Enforcement officers are there to help you. They respond best to people who cooperate with them. Remember that their powers are discretionary – they do not have to take any action – so try and build some rapport. Above all, don’t try and mislead them and don’t get angry!

Take professional advice

Speak to a planning consultant with experience of planning enforcement. Planning is a complicated area, and a specialist will be able to establish the nature of the breach, negotiate with the council, submit a retrospective planning application and appeal an enforcement notice.

Work out what went wrong

I am sometimes approached by clients who don’t fully understand the council’s concerns. If it is alleged that your new dormer is bigger than shown on your plans, for example, hire a specialist to measure it so you know where you stand.

Appeal your enforcement notice

This approach is usually the best option. If you don’t appeal, it takes effect and you are legally required to meet the enforcement notice’s requirements. Always seek professional help with the appeal – don’t attempt to tackle it solo.

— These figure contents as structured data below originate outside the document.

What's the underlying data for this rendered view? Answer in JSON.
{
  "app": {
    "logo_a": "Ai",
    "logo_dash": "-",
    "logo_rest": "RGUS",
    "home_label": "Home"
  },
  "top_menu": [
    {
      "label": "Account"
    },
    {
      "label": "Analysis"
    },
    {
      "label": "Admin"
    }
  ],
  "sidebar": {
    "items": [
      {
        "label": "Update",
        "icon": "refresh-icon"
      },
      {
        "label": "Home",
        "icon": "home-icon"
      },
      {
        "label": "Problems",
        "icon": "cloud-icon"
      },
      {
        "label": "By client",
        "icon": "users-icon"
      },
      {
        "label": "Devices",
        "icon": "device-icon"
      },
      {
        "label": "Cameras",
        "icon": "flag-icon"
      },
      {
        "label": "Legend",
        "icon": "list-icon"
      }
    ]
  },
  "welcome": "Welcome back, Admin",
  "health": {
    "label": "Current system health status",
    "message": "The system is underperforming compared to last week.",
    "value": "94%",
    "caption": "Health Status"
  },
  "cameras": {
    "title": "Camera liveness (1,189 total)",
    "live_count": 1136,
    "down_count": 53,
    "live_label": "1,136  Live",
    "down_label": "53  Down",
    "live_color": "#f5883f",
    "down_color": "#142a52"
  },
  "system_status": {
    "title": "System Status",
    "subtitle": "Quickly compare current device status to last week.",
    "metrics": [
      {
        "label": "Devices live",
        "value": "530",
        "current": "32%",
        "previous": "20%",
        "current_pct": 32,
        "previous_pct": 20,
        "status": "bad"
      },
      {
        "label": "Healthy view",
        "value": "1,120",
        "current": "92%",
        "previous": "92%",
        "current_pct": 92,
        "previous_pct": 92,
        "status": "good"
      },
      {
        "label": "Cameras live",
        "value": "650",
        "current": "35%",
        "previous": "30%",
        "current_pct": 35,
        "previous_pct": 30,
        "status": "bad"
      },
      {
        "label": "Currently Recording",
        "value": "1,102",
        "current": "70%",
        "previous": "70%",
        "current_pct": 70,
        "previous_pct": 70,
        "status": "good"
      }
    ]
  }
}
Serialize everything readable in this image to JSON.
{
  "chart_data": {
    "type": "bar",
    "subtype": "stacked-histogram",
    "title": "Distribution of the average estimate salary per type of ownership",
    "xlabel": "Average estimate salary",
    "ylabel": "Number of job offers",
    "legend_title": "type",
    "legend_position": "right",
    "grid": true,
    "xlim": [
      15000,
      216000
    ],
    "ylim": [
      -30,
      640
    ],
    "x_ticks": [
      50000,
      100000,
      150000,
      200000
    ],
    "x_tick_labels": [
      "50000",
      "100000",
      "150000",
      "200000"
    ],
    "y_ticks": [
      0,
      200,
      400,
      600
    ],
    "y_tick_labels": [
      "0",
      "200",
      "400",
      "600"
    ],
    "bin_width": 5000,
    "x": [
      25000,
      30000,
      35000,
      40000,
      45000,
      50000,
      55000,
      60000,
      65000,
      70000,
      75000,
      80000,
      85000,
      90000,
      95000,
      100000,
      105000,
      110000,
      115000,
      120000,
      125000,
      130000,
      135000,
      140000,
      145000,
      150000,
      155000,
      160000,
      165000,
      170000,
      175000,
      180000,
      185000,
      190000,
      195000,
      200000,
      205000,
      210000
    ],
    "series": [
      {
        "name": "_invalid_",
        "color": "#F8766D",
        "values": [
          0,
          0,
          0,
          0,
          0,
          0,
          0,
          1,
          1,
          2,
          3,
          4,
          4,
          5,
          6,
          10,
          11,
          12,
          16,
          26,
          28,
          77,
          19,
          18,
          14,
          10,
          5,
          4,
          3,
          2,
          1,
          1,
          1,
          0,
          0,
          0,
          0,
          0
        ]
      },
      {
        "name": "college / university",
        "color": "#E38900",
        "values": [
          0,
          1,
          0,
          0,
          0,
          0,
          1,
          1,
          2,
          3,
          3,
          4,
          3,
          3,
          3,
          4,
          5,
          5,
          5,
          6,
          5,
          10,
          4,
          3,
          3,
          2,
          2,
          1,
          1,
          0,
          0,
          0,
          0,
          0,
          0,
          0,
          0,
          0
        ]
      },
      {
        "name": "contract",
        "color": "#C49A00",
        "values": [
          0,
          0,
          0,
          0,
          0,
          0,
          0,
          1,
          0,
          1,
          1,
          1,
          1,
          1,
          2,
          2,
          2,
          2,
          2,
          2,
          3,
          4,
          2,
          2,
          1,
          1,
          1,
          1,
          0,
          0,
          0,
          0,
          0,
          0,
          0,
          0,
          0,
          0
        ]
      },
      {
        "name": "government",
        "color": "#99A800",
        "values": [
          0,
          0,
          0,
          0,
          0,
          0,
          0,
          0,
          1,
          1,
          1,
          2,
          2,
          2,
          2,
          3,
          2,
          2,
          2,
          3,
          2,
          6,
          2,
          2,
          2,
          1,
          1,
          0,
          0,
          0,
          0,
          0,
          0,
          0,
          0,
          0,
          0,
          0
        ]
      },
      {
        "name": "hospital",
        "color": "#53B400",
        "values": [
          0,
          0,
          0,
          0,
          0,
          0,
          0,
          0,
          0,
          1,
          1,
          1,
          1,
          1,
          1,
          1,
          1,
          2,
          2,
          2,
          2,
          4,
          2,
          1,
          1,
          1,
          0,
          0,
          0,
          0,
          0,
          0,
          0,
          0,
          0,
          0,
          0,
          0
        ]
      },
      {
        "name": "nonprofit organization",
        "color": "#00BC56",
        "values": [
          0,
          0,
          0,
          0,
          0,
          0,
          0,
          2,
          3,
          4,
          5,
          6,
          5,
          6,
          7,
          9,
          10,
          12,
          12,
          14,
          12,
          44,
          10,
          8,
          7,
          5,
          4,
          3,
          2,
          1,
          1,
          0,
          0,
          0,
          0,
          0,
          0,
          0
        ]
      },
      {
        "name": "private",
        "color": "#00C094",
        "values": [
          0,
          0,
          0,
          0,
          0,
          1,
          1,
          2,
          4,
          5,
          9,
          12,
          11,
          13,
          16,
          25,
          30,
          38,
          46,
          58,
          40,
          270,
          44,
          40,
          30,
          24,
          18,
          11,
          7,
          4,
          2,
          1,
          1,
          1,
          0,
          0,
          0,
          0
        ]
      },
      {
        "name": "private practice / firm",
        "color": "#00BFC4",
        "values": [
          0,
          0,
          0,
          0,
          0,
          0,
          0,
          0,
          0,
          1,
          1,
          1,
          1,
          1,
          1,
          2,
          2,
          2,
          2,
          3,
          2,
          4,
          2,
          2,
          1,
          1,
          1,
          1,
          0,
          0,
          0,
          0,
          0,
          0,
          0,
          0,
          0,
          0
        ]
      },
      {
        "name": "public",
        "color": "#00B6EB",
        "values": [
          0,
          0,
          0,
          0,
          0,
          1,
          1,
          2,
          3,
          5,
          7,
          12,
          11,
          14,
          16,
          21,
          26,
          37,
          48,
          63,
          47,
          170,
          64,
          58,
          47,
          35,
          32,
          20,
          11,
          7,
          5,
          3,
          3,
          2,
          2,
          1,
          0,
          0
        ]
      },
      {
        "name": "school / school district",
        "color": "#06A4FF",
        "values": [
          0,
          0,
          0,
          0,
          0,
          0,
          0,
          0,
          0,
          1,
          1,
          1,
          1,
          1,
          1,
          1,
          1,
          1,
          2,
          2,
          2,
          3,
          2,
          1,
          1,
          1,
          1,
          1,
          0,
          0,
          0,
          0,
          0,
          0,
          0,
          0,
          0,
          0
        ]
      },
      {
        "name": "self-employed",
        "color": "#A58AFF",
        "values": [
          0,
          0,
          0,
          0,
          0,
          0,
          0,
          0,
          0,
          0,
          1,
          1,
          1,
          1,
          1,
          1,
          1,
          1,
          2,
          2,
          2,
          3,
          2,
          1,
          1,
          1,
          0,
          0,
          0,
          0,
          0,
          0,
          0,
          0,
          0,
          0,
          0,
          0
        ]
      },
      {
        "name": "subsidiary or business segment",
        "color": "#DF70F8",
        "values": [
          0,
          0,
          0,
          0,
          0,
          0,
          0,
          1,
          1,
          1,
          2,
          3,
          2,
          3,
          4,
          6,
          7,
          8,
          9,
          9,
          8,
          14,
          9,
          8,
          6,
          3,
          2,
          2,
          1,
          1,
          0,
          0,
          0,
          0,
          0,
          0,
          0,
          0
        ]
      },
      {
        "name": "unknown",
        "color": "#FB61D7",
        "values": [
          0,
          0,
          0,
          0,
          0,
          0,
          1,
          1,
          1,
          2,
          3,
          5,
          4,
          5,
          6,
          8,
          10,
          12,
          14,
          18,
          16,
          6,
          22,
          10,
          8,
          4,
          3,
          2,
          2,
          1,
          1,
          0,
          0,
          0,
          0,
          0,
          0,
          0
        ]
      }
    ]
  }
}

Try Not to Make Any Changes to Your Approved Plans

The planning system is inflexible. It expects that when you are granted planning permission you will build out what is shown in the plans in every detail. Life is much messier than that, of course, and it is common to want to make changes as you go along. The better quality your initial plans, the less likely changes with be needed. But a degree of self-discipline is also required – plan your development once and stick with it!

This also requires discipline with your builders. They may have lots of helpful suggestions for how your build’s proposal could be improved (including corners that might be cut and self build costs saved). Small changes can add up to an enforcement problem, so remember what you actually have permission for and stick with it. If you do make changes to your scheme, make sure to amend your consent (through an application for a non-material amendment or minor material amendment).

Pay Attention to Planning Conditions

Almost all planning permissions are subject to a series of planning conditions listed on the decision notice. There is a temptation to think that they don’t matter very much, but councils take them very seriously.

Take special care with pre-commencement conditions, which require you to take a specific action – such as getting approval for a landscaping scheme – before starting work. If you don’t discharge them before starting your project, you have not lawfully implemented your permission. After three years it will expire, and you may not have consent for the house you have just built.

Take Care With Permitted Development

Permitted development (PD) rights allow you to carry out certain types of development without needing planning permission, but they are subject to a whole host of conditions and limitations. A lot of my enforcement casework is for homeowners who have built extensions believing them to be permitted development, only to later discover that they are not.

Permitted development rights are subject to size limits and other constraints. Previous extensions to a house may mean that new extensions are not possible. Some houses lose their PD rights through a planning condition on an earlier grant of planning permission. In some areas, all houses lose their rights because the council has introduced what is known as an Article 4 direction.

Rights are limited in conservation areas and other sensitive locations. Before starting work, always apply a lawful development certificate to confirm that your proposals comply with local permitted development rules.

A warning and reminder to self builders: only finished houses have permitted development rights. If you have planning permission for a two-storey property, for example, you cannot build it and, at the same time, add a loft conversion on the basis that it should fall under permitted development. You would have to complete the new house first, allow a little time to pass, and only then bring your builders back to convert the loft.